The Chief Mufti's Office, however, complains that numerous similar incidents have followed ever since, and that the Bulgarian state institutions have failed to protect the Muslims in Bulgaria and their temples.
"After this next case of violence against a Muslim and the desecration of a mosque, the Bulgarian Muslims community has received a clear message that the state is either unable to protect us, or doesn't want to do that, which leaves us in a very hard situation as citizens of the EU who were still hoping that there are sufficiently good democratic mechanisms for preventing repressions against us," reads the statement of the religious leadership of the Bulgarian Muslims.
"Unfortunately, our hope turned out to be illusionary, our expectations were not met, and we are now aware that we have to provide for our own security and rights. Nnumerous cases, some of them rather shocking, in the recent years lead us to assume that Muslims are unwanted in this country, and that pressure against us will continue... [They] show that part of the Bulgarian society is hostile and aggressive against Islam, Islamic values, and the Muslim community," the Chief Mufti's Office says stressing that the above-described incidents should not be treated as hooliganism or criminal acts "but as a common strategy and intolerance against the Muslims, which could probably lead to more large-scale operations."
"This kind of islamophobia and pressure expressed as threats, insults, restricting religious rights, and physical violence should be treated as an attempt to instigate inter-religious conflicts, a civil war, and a threat to the national security," the Chief Mufti's Office declares.
The statement further explains that even though after the attack on the Banya Bashi mosque on May 20, 2011, the Bulgarian Muslims "received the support of the politicians, the intelligentsia, and part of the society", similar incidents have continued to occur.
The Chief Mufti's Office says that on May 30, 2011, it alerted Interior Minister Tsvetan Tsvetanov about several more cases of physical assaults on praying Muslims but that it did not see any reaction from human rights organizations, the government, the civil society, the political parties.
"Why? Probably because we are now used to such incidents and because some circles acquiesce to the violence against us?.. The National Assembly of the Republic of Bulgaria adopted a declaration stating that the Muslims do not need to defend themselves because the authorities can do that. It turns out that this is not really true, and it is an attempt to put out the problem, to win time, and to blunt our feelings," says the office of the Bulgarian Chief Mufti.

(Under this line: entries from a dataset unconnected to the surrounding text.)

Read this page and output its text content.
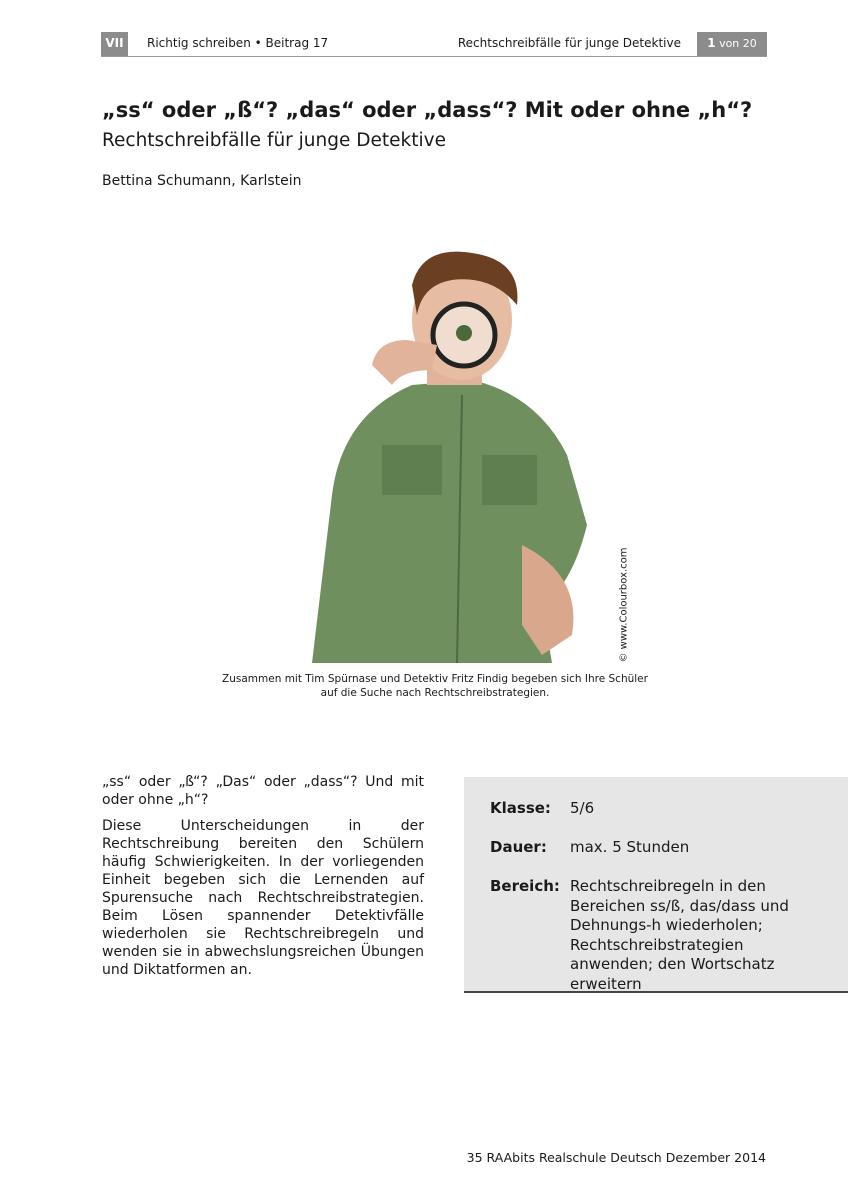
VII	Richtig schreiben • Beitrag 17	Rechtschreibfälle für junge Detektive	1 von 20
„ss“ oder „ß“? „das“ oder „dass“? Mit oder ohne „h“?
Rechtschreibfälle für junge Detektive
Bettina Schumann, Karlstein
© www.Colourbox.com
Zusammen mit Tim Spürnase und Detektiv Fritz Findig begeben sich Ihre Schüler
auf die Suche nach Rechtschreibstrategien.

„ss“ oder „ß“? „Das“ oder „dass“? Und mit oder ohne „h“?

Diese Unterscheidungen in der Rechtschreibung bereiten den Schülern häufig Schwierigkeiten. In der vorliegenden Einheit begeben sich die Lernenden auf Spurensuche nach Rechtschreibstrategien. Beim Lösen spannender Detektivfälle wiederholen sie Rechtschreibregeln und wenden sie in abwechslungsreichen Übungen und Diktatformen an.

Klasse:	5/6
Dauer:	max. 5 Stunden
Bereich: Rechtschreibregeln in den Bereichen ss/ß, das/dass und Dehnungs-h wiederholen; Rechtschreibstrategien anwenden; den Wortschatz erweitern
35 RAAbits Realschule Deutsch Dezember 2014
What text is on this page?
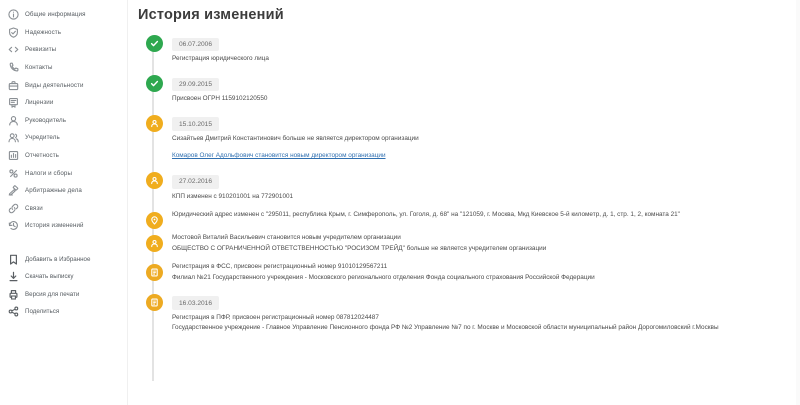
Общие информация
Надежность
Реквизиты
Контакты
Виды деятельности
Лицензии
Руководитель
Учредитель
Отчетность
Налоги и сборы
Арбитражные дела
Связи
История изменений
Добавить в Избранное
Скачать выписку
Версия для печати
Поделиться
История изменений
06.07.2006

Регистрация юридического лица

29.09.2015

Присвоен ОГРН 1159102120550

15.10.2015

Сизайтьев Дмитрий Константинович больше не является директором организации

Комаров Олег Адольфович становится новым директором организации
27.02.2016

КПП изменен с 910201001 на 772901001

Юридический адрес изменен с "295011, республика Крым, г. Симферополь, ул. Гоголя, д. 68" на "121059, г. Москва, Мкд Киевское 5-й километр, д. 1, стр. 1, 2, комната 21"

Мостовой Виталий Васильевич становится новым учредителем организации

ОБЩЕСТВО С ОГРАНИЧЕННОЙ ОТВЕТСТВЕННОСТЬЮ "РОСИЗОМ ТРЕЙД" больше не является учредителем организации

Регистрация в ФСС, присвоен регистрационный номер 91010129567211

Филиал №21 Государственного учреждения - Московского регионального отделения Фонда социального страхования Российской Федерации

16.03.2016

Регистрация в ПФР, присвоен регистрационный номер 087812024487

Государственное учреждение - Главное Управление Пенсионного фонда РФ №2 Управление №7 по г. Москве и Московской области муниципальный район Дорогомиловский г.Москвы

It further calls upon the Muslims in the country to organize day and night guards as volunteers "in order to protect what the state fails to protect – the honor and dignity of Islam and Muslims."
"These steps are the beginning of a self-protection campaign. We are going to inform you of your next steps depending on the development of the problems and the desires of the community. In conclusion, we turn to our state leaders, institutions, and authorities, to all evil-minded people, to all Islamophobes, to all attackers – do you think that we love Bulgaria less than you?", concludes the Chief Mufti's Office.
The Muslim community in Bulgaria can be perceived as rather diverse as it consists of indigenous Muslims - ethnic Bulgarian Muslims (also known as Pomaks) and ethnic Turks – as well as immigrants from the Arab countries and Iran.